A situação de crise, extremamente agravada pelos embargos econômicos, deve ser resolvida no âmbito interno de um país soberano”, escreve Carol Proner.
Texto originalmente publicado no Brasil 247 – Venezuela sem autoritarismo | Brasil 247
A imprensa hegemônica no Brasil está em surto desde que ocorreram as eleições na Venezuela. Diante do impasse na divulgação das atas, tudo o que importa é que o ditador seja extirpado do poder para que os brasileiros possam viver em paz. Dadas as circunstâncias, o desfecho venezuelano também é o principal assunto nos círculos da esquerda, com opiniões de todas as cores.
Coloridas também foram, e ainda são, as estratégias para desequilibrar governos em diversos lugares do mundo. As chamadas revoluções de cores, desenvolvidas no espaço pós-soviético sob pretexto de derrubar regimes autoritários, incluíam táticas não violentas de resistência, discurso democratizante, liberalizante e pró-ocidental. Foram consideradas bem-sucedidas na Iugoslávia, na Georgia, na Ucrânia, no Quirguistão, no Líbano, na Tunísia, no Egito, no Yemen e na Armênia. Outras várias tentativas foram frustradas, mas ajudaram a aprimorar os métodos de ingerência civil-militar externa suave por meio das tecnologias e da ciberguerra, combinando táticas jurídicas (lawfare), diplomáticas e campanhas midiáticas para instalar a desinformação e a desconfiança em processos eleitorais contra líderes e partidos considerados alvos.
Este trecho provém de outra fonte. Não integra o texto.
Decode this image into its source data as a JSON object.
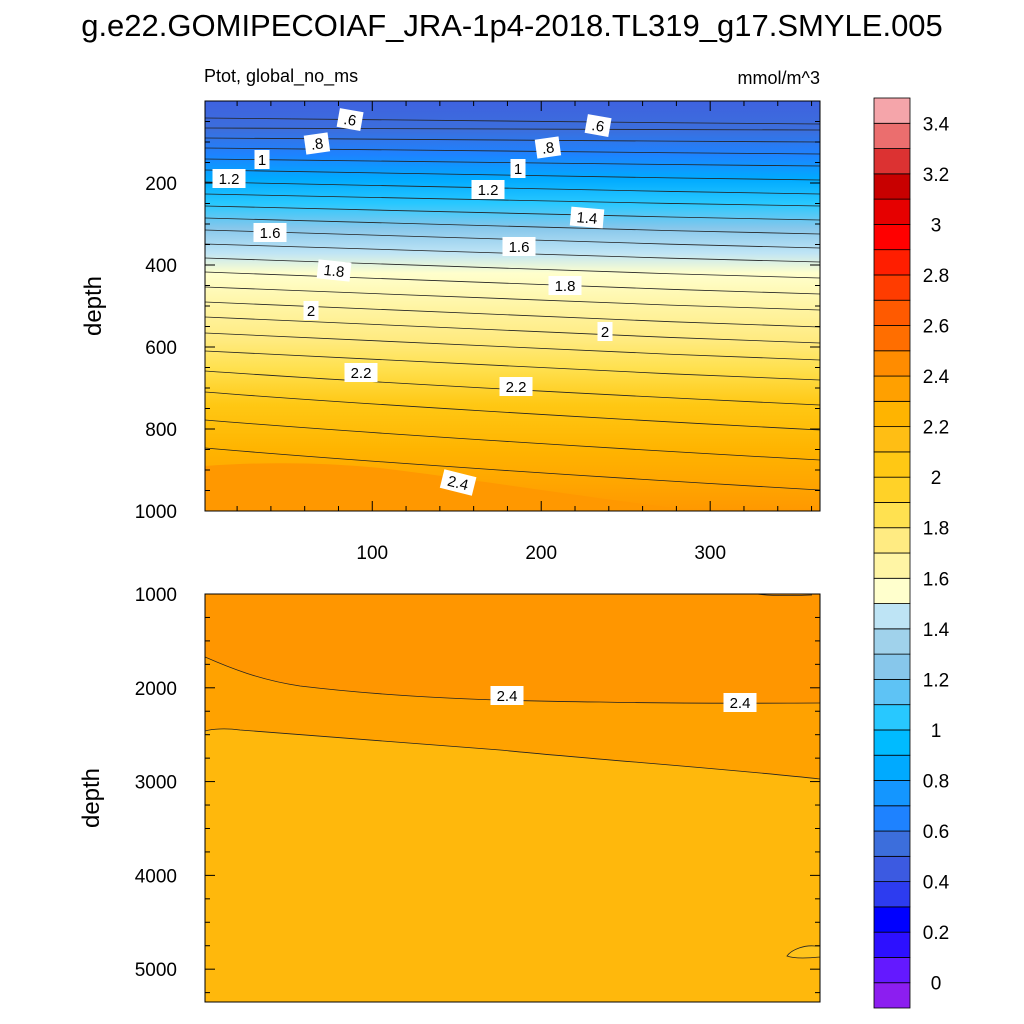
{
  "chart_data": {
    "type": "contour",
    "title": "g.e22.GOMIPECOIAF_JRA-1p4-2018.TL319_g17.SMYLE.005",
    "left_title": "Ptot, global_no_ms",
    "right_title": "mmol/m^3",
    "x_ticks": [
      "100",
      "200",
      "300"
    ],
    "xlim": [
      1,
      365
    ],
    "panels": [
      {
        "name": "upper",
        "ylabel": "depth",
        "ylim": [
          1000,
          0
        ],
        "y_ticks": [
          "200",
          "400",
          "600",
          "800",
          "1000"
        ],
        "contour_labels": [
          ".6",
          ".6",
          ".8",
          ".8",
          "1",
          "1",
          "1.2",
          "1.2",
          "1.4",
          "1.6",
          "1.6",
          "1.8",
          "1.8",
          "2",
          "2",
          "2.2",
          "2.2",
          "2.4"
        ]
      },
      {
        "name": "lower",
        "ylabel": "depth",
        "ylim": [
          5350,
          1000
        ],
        "y_ticks": [
          "1000",
          "2000",
          "3000",
          "4000",
          "5000"
        ],
        "contour_labels": [
          "2.4",
          "2.4"
        ]
      }
    ],
    "colorbar": {
      "labels": [
        "0",
        "0.2",
        "0.4",
        "0.6",
        "0.8",
        "1",
        "1.2",
        "1.4",
        "1.6",
        "1.8",
        "2",
        "2.2",
        "2.4",
        "2.6",
        "2.8",
        "3",
        "3.2",
        "3.4"
      ],
      "colors": [
        "#8c1ef0",
        "#6419ff",
        "#2d10ff",
        "#0000ff",
        "#2d3cf0",
        "#3c5ae1",
        "#3c6edc",
        "#1e82ff",
        "#1496ff",
        "#00aaff",
        "#00bbff",
        "#28c8ff",
        "#5ec3f5",
        "#87c7eb",
        "#a0d2eb",
        "#bee4f5",
        "#ffffcd",
        "#fff5a5",
        "#ffeb82",
        "#ffe150",
        "#ffd228",
        "#ffc814",
        "#ffbe14",
        "#ffb400",
        "#ffa000",
        "#ff8c00",
        "#ff6e00",
        "#ff5a00",
        "#ff3c00",
        "#ff1e00",
        "#ff0000",
        "#e60000",
        "#c80000",
        "#dc3232",
        "#eb6e6e",
        "#f5a5aa"
      ]
    }
  }
}
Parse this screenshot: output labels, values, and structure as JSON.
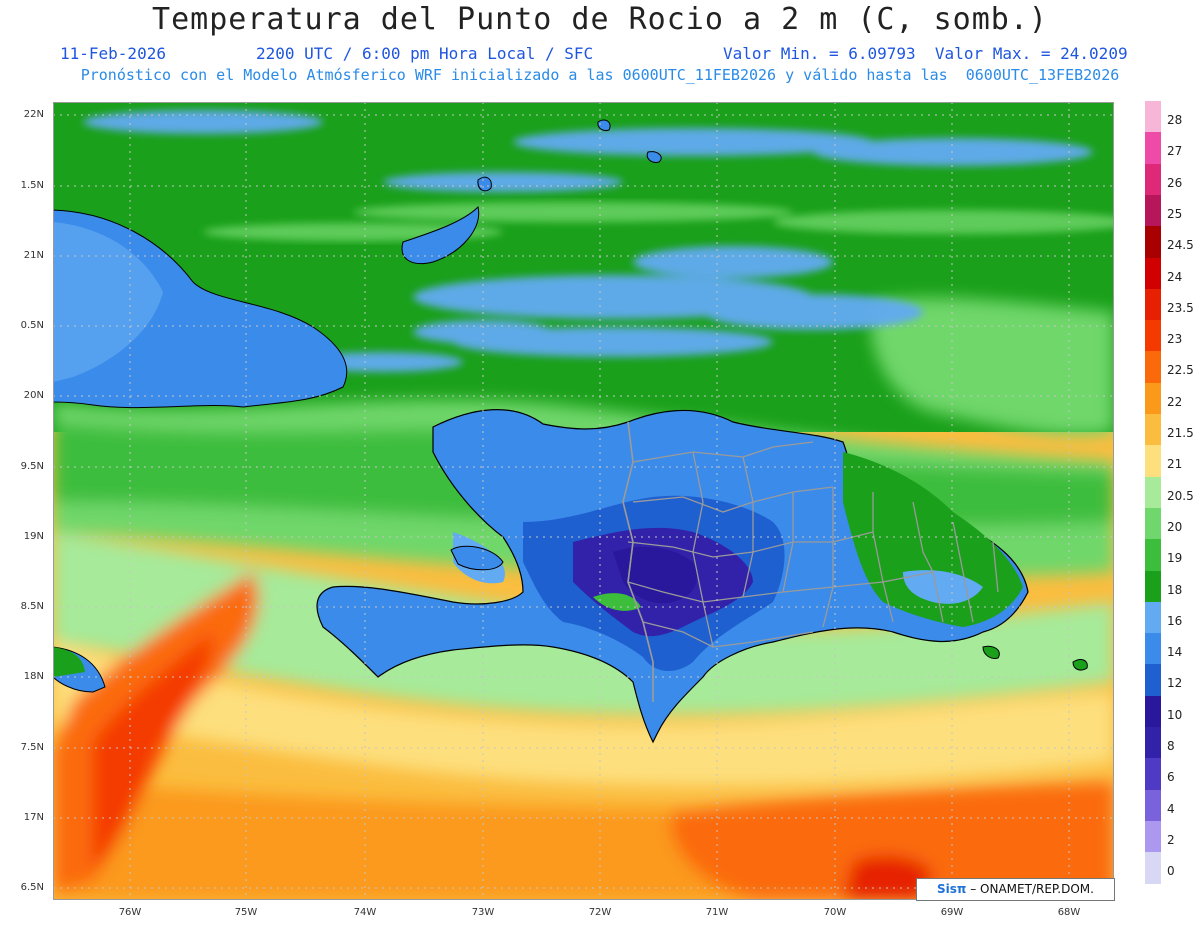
{
  "header": {
    "title": "Temperatura del Punto de Rocio a 2 m (C, somb.)",
    "date": "11-Feb-2026",
    "time": "2200 UTC / 6:00 pm Hora Local / SFC",
    "minmax": "Valor Min. = 6.09793  Valor Max. = 24.0209",
    "model": "Pronóstico con el Modelo Atmósferico WRF inicializado a las 0600UTC_11FEB2026 y válido hasta las  0600UTC_13FEB2026"
  },
  "lat_labels": [
    "22N",
    "1.5N",
    "21N",
    "0.5N",
    "20N",
    "9.5N",
    "19N",
    "8.5N",
    "18N",
    "7.5N",
    "17N",
    "6.5N"
  ],
  "lon_labels": [
    "76W",
    "75W",
    "74W",
    "73W",
    "72W",
    "71W",
    "70W",
    "69W",
    "68W"
  ],
  "colorbar": {
    "labels": [
      "28",
      "27",
      "26",
      "25",
      "24.5",
      "24",
      "23.5",
      "23",
      "22.5",
      "22",
      "21.5",
      "21",
      "20.5",
      "20",
      "19",
      "18",
      "16",
      "14",
      "12",
      "10",
      "8",
      "6",
      "4",
      "2",
      "0"
    ],
    "colors": [
      "#f7b6d8",
      "#ee4aa8",
      "#df2878",
      "#b8165a",
      "#a80000",
      "#d00000",
      "#e62000",
      "#f43a00",
      "#fb6a0a",
      "#fb9a1a",
      "#fbbd3f",
      "#fddf7d",
      "#a6ea9a",
      "#6fd76b",
      "#3cbd3c",
      "#1aa01a",
      "#62aaf2",
      "#3b8bea",
      "#1e60d0",
      "#2a189c",
      "#3222aa",
      "#4e3ac4",
      "#7a62dc",
      "#ac98ee",
      "#d8d8f4"
    ]
  },
  "credit": {
    "brand": "Sisπ",
    "text": " – ONAMET/REP.DOM."
  }
}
Sempre haverá quem argumente que são meras conjecturas da conspiração, mas deveríamos lembrar dos fatos ocorridos na Bolívia durante as eleições de 2019 e comparar com o que ocorre atualmente na Venezuela. Precedida de uma campanha extremante racista contra o povo andino, impulsionada por milhares de contas falsas no Twitter acusando Evo Morales de assassino, corrupto e narcotraficante, as eleições bolivianas de 10 de novembro de 2019, vencidas pelo partido MAS (Movimento ao Socialismo), foram repudiadas pela oposição com acusações de fraude na contagem dos votos. No mesmo dia da apuração, diante de resultados ainda provisórios anunciados pelo Tribunal Supremo Eleitoral, que indicava a vitória de Evo Morales com mais de 10 pontos de diferença, a Organização dos Estados Americanos e a União Europeia precipitaram-se em questionar a regularidade do pleito, posicionamento que serviu de combustível para a onda de violência e terror que obrigou o candidato vencedor a sair do país para evitar ser assassinado. Como resultado da grave ingerência externa em nome da democracia, instalou-se o governo interino de Janine Añez que, durante um ano, facilitou contratos de privatização e rapinagem das riquezas bolivianas.
Assim como na Bolívia, nas últimas décadas ocorreram diversos outros casos que ilustram fatores de desestabilização programática no México, na Argentina, no Equador, na Colômbia, no Peru, na Guatemala e mesmo na Venezuela, muitos que inclusive estão em curso, mas não precisamos ir a outros países para entender como ocorrem os tais “golpes não tradicionais” que, aliados às elites entreguistas em cada caso, provocam a tempestade perfeita. Basta olhar para o Brasil a partir de 2013 ou mesmo antes. Ainda que fatores de ingerência internacional não apareçam como tão evidentes, a interferência estrangeira sempre esteve nas entranhas programáticas da desestabilização brasileira, seja na cooperação e treinamento militar, judicial e diplomático, nas manifestações de rua desejando a volta dos militares contra um governo civil de esquerda, ou no uso ensaiado do verde-e-amarelo em carros de som financiados por novos partidos, e em tudo o que se seguiu: impeachment sem lastro no direito, governo Temer “trocando o regime”, desestatizando e reformando o conteúdo social da Constituição, prisão do “Lula-ladrão” e eleição de Jair Bolsonaro, tudo em meio a uma campanha de desinformação, fakenews, ciberataques e do uso indevido do direito (lawfare) para acusar, processar e prender líderes, desestruturar empresas, eliminar empregos e atacar a soberania política e institucional do país.